Plangebied Korrewegwijk-De Hoogte kenmerkt zich door een hoge mate van verstening met plaatselijk redelijke oppervlakten groen. Dit groen bestaat vooral uit parkdelen. De parken kenmerken zich door relatief grote gazonpartijen en weinig inheemse struiken.

Ecologisch gezien zijn vooral het Molukkenplantsoen en het Hamburgerpark van belang. De oppervlakte en variatie in het groen zijn hier wat groter. Er zijn hier deelpopulaties van onder andere beschermde vleermuissoorten aanwezig. Vaste rust- en verblijfsplaatsen zijn op dit moment niet aangetoond. Voorts zijn egels, amfibieën, vlinders en vooral veel typische stadsvogelsoorten aanwezig. Het ontbreken van voldoende inheemse struiken en kruidenvegetaties heeft een beperkende invloed op de ecologische kwaliteit. Het Molukkenpark heeft waardevolle groene vingers aan de noordoostzijde.

Plaatselijk zijn waardevolle plekken ontstaan zoals bij het Floresplein, waar het maarts viooltje massaal in een sierplantsoenvak voorkomt.

Aan de oostzijde ligt op het oude Berlagetracé de te behouden en ontwikkelen verbindingszone Molukkenpark – Hamburgerpark. Deze zone is momenteel nog niet goed verbonden met De Hoogte. Bij de Vensterschool Koorenspoor liggen vijvers met voortplantingsplaatsen van salamanders, padden en kikkers. In de planvorming van de Antillenstraat is reeds een fauna-uittreedplaats in de kade van het Van Starkenborghkanaal gerealiseerd om een verbinding tussen het Hamburgerpark en De Hunze/ Kardinge te maken.

Aan de zuidoostzijde ligt de belangrijke te ontwikkelen verbindingszone Oosterhamriktracé. Het westelijk deel is reeds ecologisch ingericht. Het oostelijk deel zal worden ingericht in het kader van een mogelijke tramlijn tussen Kardinge en het hoofdstation; daarover heeft al wel inspraak, maar nog geen formele besluitvorming plaatsgevonden. Duidelijkheid over de wijze waarop de ecologische inrichting wordt vormgegeven en over de exacte plaatsbepaling is op dit moment nog prematuur. De bestemmingsregeling staat een ecologische inrichting ter plaatse niet in de weg; hier zijn bermen, taluds, groenvoorzieningen en waterlopen toegelaten.

Groenstructuren

De groenstructuren langs de Bedumerweg, het Van Starkenborghkanaal en in mindere mate de Korreweg werken ondersteunend voor het totale ecologische weefsel.

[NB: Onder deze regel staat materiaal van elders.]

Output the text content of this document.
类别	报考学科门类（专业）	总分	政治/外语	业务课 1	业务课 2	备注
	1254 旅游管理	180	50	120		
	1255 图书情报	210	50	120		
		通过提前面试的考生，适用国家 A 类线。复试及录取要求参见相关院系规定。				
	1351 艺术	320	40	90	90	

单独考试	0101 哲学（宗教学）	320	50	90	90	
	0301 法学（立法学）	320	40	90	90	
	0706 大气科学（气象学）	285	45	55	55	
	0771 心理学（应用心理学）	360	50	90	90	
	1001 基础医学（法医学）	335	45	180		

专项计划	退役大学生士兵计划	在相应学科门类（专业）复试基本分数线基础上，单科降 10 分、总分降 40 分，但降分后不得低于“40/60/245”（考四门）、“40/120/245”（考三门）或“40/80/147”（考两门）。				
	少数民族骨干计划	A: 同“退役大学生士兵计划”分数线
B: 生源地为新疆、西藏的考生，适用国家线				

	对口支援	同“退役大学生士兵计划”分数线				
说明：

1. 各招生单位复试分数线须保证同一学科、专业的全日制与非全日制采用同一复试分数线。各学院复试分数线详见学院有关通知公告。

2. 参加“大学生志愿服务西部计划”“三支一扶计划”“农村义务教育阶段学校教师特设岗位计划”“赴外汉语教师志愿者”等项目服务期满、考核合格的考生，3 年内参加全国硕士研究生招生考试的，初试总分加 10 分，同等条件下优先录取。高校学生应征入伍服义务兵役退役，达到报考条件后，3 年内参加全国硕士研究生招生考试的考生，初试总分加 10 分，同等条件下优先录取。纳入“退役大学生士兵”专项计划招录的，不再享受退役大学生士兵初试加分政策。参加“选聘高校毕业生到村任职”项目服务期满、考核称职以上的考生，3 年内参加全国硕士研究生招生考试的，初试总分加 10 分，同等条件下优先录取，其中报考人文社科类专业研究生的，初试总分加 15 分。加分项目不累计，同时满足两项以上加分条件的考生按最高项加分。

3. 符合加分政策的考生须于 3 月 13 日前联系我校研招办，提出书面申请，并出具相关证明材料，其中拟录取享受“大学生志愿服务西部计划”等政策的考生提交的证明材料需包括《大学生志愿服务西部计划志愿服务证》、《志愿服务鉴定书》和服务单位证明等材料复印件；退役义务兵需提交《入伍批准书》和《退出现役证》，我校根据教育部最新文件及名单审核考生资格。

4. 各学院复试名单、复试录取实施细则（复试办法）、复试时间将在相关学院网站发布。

Verschillende vleermuissoorten kunnen de boomstructuren en/of waterpartijen als trekroute en foerageergebied gebruiken. De trekroutes zijn wettelijk beschermd. Behoud en versterking van deze zones is van groot belang. Genoemde verbindingszones zijn vastgelegd op de stedelijke Ecologische Structuurkaart van 2007/2008. Genetische uitwisseling en klimaatopwarming vragen om duurzame, goed functionerende verbindingen.

Optimale stadsverbindingen zijn minimaal 25 meter breed en bevatten een boom-, struik- en kruidlaag om voor doelsoorten als wezel en egel passeerbaar te zijn. Bij langere verbindingszones zijn aansluitende kleinere groengebieden als ondersteuning van belang. Alle boomstructuren in het gebied kunnen worden gebruikt door vogels en vleermuizen als nestplaats, voedselvoorziening en trekroute.

Kap en sloop dienen plaats te vinden buiten het vogelbroedseizoen.

In de Korrewegwijk komen in de woonblokken wijkbreed belangrijke kolonies gierzwaluwen voor. Hun voortplantingsplaatsen zijn jaarrond beschermd en moeten bij vernietiging vooraf worden gecompenseerd.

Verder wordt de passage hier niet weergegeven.